鎮痛剤が効きづらい慢性肩こりに伴う頭痛
■来院された方:Gさん・堺市在住・40代女性
■主な症状:頭痛、肩こり
来院までの経緯
もともと肩こり持ちで、月に1,2回は頭痛があった。約2カ月前に肩こりが悪化したのを契機に頭痛の頻度が増加し、吐き気を伴うことも。数種の鎮痛剤を試すも効果は十分でなく、改善の兆しが見えないことから鍼灸の受療を決意する。
初回来院時の主な悩み
- 薬を飲み続けることで健康を害するのではないかと不安がある
- 頭痛と肩こりで仕事のパフォーマンスが低下している
初回来院時の体の状態
- 首、肩の筋肉が強く緊張
- 無意識のうちに食いしばっている
- 体がこわばっているせいか、眠りが浅く疲労が抜けていない
施術経過
施術範囲は頚部から背部とし、鍼は頚部のみにとどめる。
施術後、ふわふわした感覚あり。少し休むと回復。
施術した日はぐっすり眠れて次の日はスッキリするとのこと。
頭痛が軽減したせいか、首のこり感が際立つようになる。
鍼の刺激に慣れてきたため、背部まで刺鍼範囲を拡大。
首・肩こりが軽減し、頭痛が起こっても鎮痛剤を飲まずにやり過ごせる日が増える。
経過良好のため、施術間隔を2週間おきに延長。
さらに施術範囲を拡大。頭部の施術を加える。
症状が落ち着いていることを確認し、月に1回程度の予防的施術へと移行。
施術者から
鍼灸の効果が期待できる頭痛は、主に緊張型頭痛、片頭痛、薬剤の使用過多による頭痛(薬物乱用頭痛)の3種です。頭痛の診療ガイドライン2021では、緊張型頭痛と片頭痛の予防/発作期いずれにおいても、鍼灸が非薬物療法の選択肢のひとつとして推奨されており、薬剤の使用過多による頭痛(薬物乱用頭痛)についても「効果が期待される」と記載されています。
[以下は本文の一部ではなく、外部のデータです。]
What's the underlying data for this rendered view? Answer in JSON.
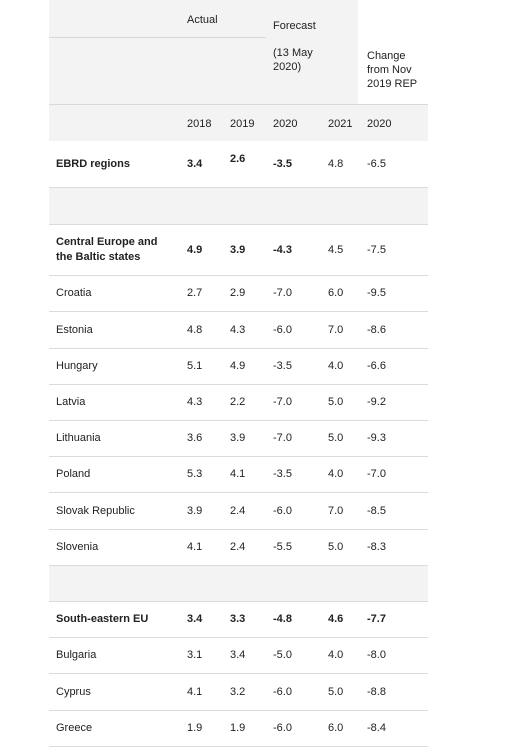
{
  "header": {
    "actual": "Actual",
    "forecast": "Forecast",
    "forecast_date": "(13 May 2020)",
    "change": "Change from Nov 2019 REP",
    "years": [
      "2018",
      "2019",
      "2020",
      "2021",
      "2020"
    ]
  },
  "rows": [
    {
      "name": "EBRD regions",
      "values": [
        "3.4",
        "2.6",
        "-3.5",
        "4.8",
        "-6.5"
      ]
    },
    {
      "name": "",
      "values": [
        "",
        "",
        "",
        "",
        ""
      ]
    },
    {
      "name": "Central Europe and the Baltic states",
      "values": [
        "4.9",
        "3.9",
        "-4.3",
        "4.5",
        "-7.5"
      ]
    },
    {
      "name": "Croatia",
      "values": [
        "2.7",
        "2.9",
        "-7.0",
        "6.0",
        "-9.5"
      ]
    },
    {
      "name": "Estonia",
      "values": [
        "4.8",
        "4.3",
        "-6.0",
        "7.0",
        "-8.6"
      ]
    },
    {
      "name": "Hungary",
      "values": [
        "5.1",
        "4.9",
        "-3.5",
        "4.0",
        "-6.6"
      ]
    },
    {
      "name": "Latvia",
      "values": [
        "4.3",
        "2.2",
        "-7.0",
        "5.0",
        "-9.2"
      ]
    },
    {
      "name": "Lithuania",
      "values": [
        "3.6",
        "3.9",
        "-7.0",
        "5.0",
        "-9.3"
      ]
    },
    {
      "name": "Poland",
      "values": [
        "5.3",
        "4.1",
        "-3.5",
        "4.0",
        "-7.0"
      ]
    },
    {
      "name": "Slovak Republic",
      "values": [
        "3.9",
        "2.4",
        "-6.0",
        "7.0",
        "-8.5"
      ]
    },
    {
      "name": "Slovenia",
      "values": [
        "4.1",
        "2.4",
        "-5.5",
        "5.0",
        "-8.3"
      ]
    },
    {
      "name": "",
      "values": [
        "",
        "",
        "",
        "",
        ""
      ]
    },
    {
      "name": "South-eastern EU",
      "values": [
        "3.4",
        "3.3",
        "-4.8",
        "4.6",
        "-7.7"
      ]
    },
    {
      "name": "Bulgaria",
      "values": [
        "3.1",
        "3.4",
        "-5.0",
        "4.0",
        "-8.0"
      ]
    },
    {
      "name": "Cyprus",
      "values": [
        "4.1",
        "3.2",
        "-6.0",
        "5.0",
        "-8.8"
      ]
    },
    {
      "name": "Greece",
      "values": [
        "1.9",
        "1.9",
        "-6.0",
        "6.0",
        "-8.4"
      ]
    }
  ]
}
今回のケースは上記に当てはまらない(確定的な診断がされていない)頭痛でしたが、危険な頭痛でないこと、肩こりとの関連性が認められることなどから、適応症と判断しました。
施術により症状は徐々に軽減し、鎮痛剤の使用も月に0~1回まで減少。服薬の不安は解消されました。
鍼灸は複数の鎮痛システムを駆動し、薬とは異なる機序で痛みを鎮静化する刺激療法です。鎮痛剤の効果が不十分、長期服薬のリスク、薬物乱用頭痛の既往など、何らかの服薬の悩みを抱えている方にこそ、鍼灸を積極的に取り入れてほしいと思います。